Le conseguenze sull’ambiente
Dopo la distruzione della diga, il grande bacino idrico ha iniziato a svuotarsi velocemente. Il fiume Dnipro è esondato rompendo gli argini in diversi punti e allagando città, villaggi e zone agricole e trascinando con sé diverse sostanze tossiche. Queste ultime saranno inevitabilmente assorbite dal terreno, rendendolo incoltivabile per molti anni. Questo, unito alla mancanza di acqua per i sistemi di irrigazione, provocherà gravi danni all’agricoltura, alle persone e all’economia. Inoltre, l’esondazione ha coinvolto tre parchi nazionali, uccidendo animali, pesci e uccelli e distruggendo paesaggi incontaminati come foreste, paludi, deserti sabbiosi, isole e baie marine.

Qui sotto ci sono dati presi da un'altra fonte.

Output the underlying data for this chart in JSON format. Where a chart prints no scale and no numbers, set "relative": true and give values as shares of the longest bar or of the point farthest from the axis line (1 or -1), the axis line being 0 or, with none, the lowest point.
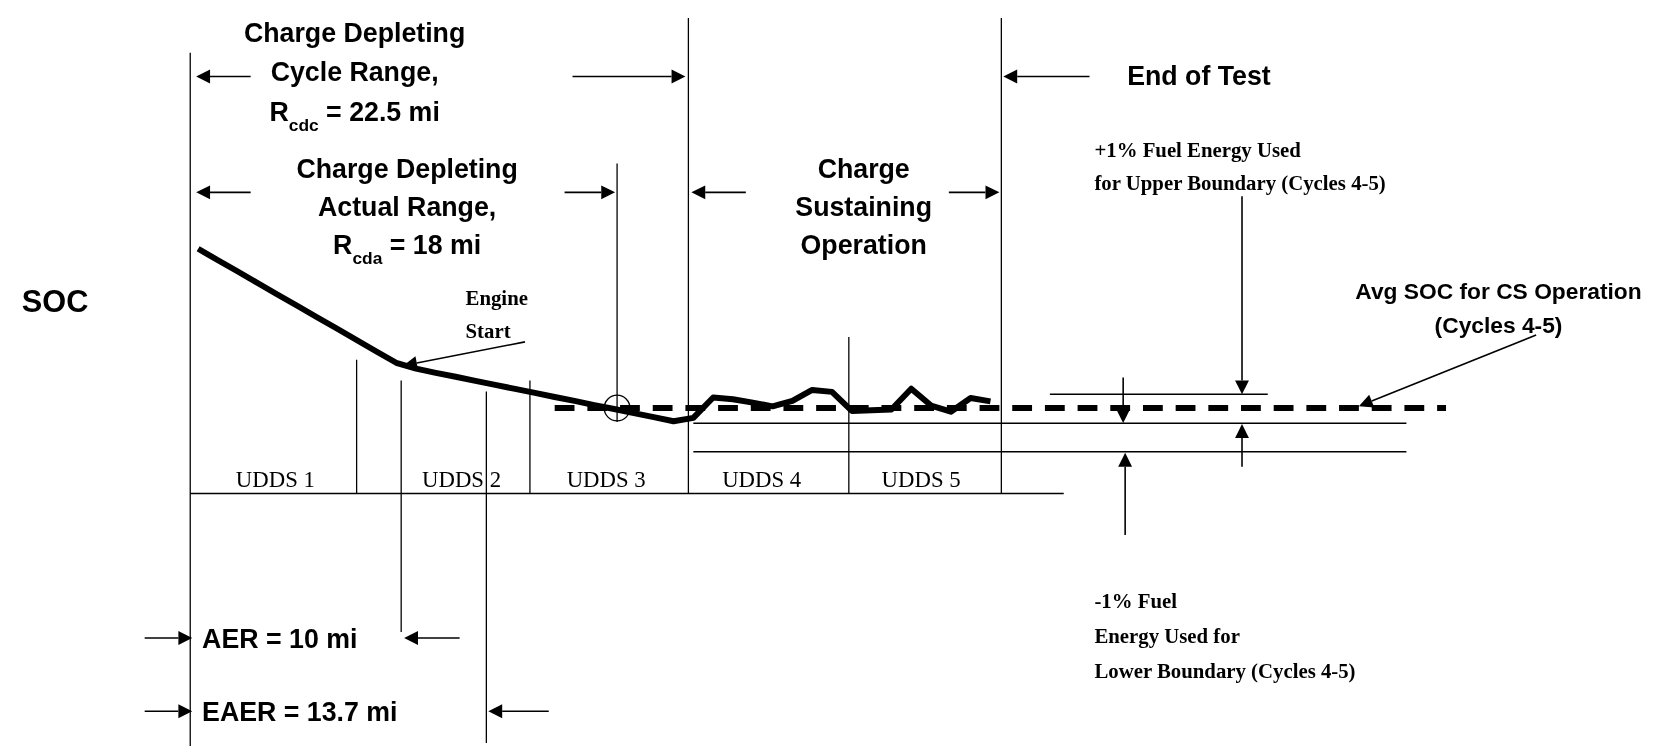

Un ulteriore pericolo deriva dalle mine piazzate sulle sponde del Dnipro dai due eserciti. Esse rischiano di essere trascinate dall’acqua nei centri abitati, mettendo a rischio la vita di persone e animali nei prossimi anni.
Invece, per quanto riguarda il raffreddamento dei reattori e dei generatori diesel della centrale nucleare di
Zaporizhzhya, al momento non ci sono conseguenze imminenti grazie ad un bacino idrico per le emergenze, ma la situazione è tenuta sotto controllo.
Non possiamo restare indifferenti di fronte a questo crimine, abbiamo tutti il dovere di condannare
negativamente i responsabili di tale catastrofe affinché non si ripeta, perché i problemi ambientali da
risolvere sono già abbastanza senza che se ne aggiungano altri!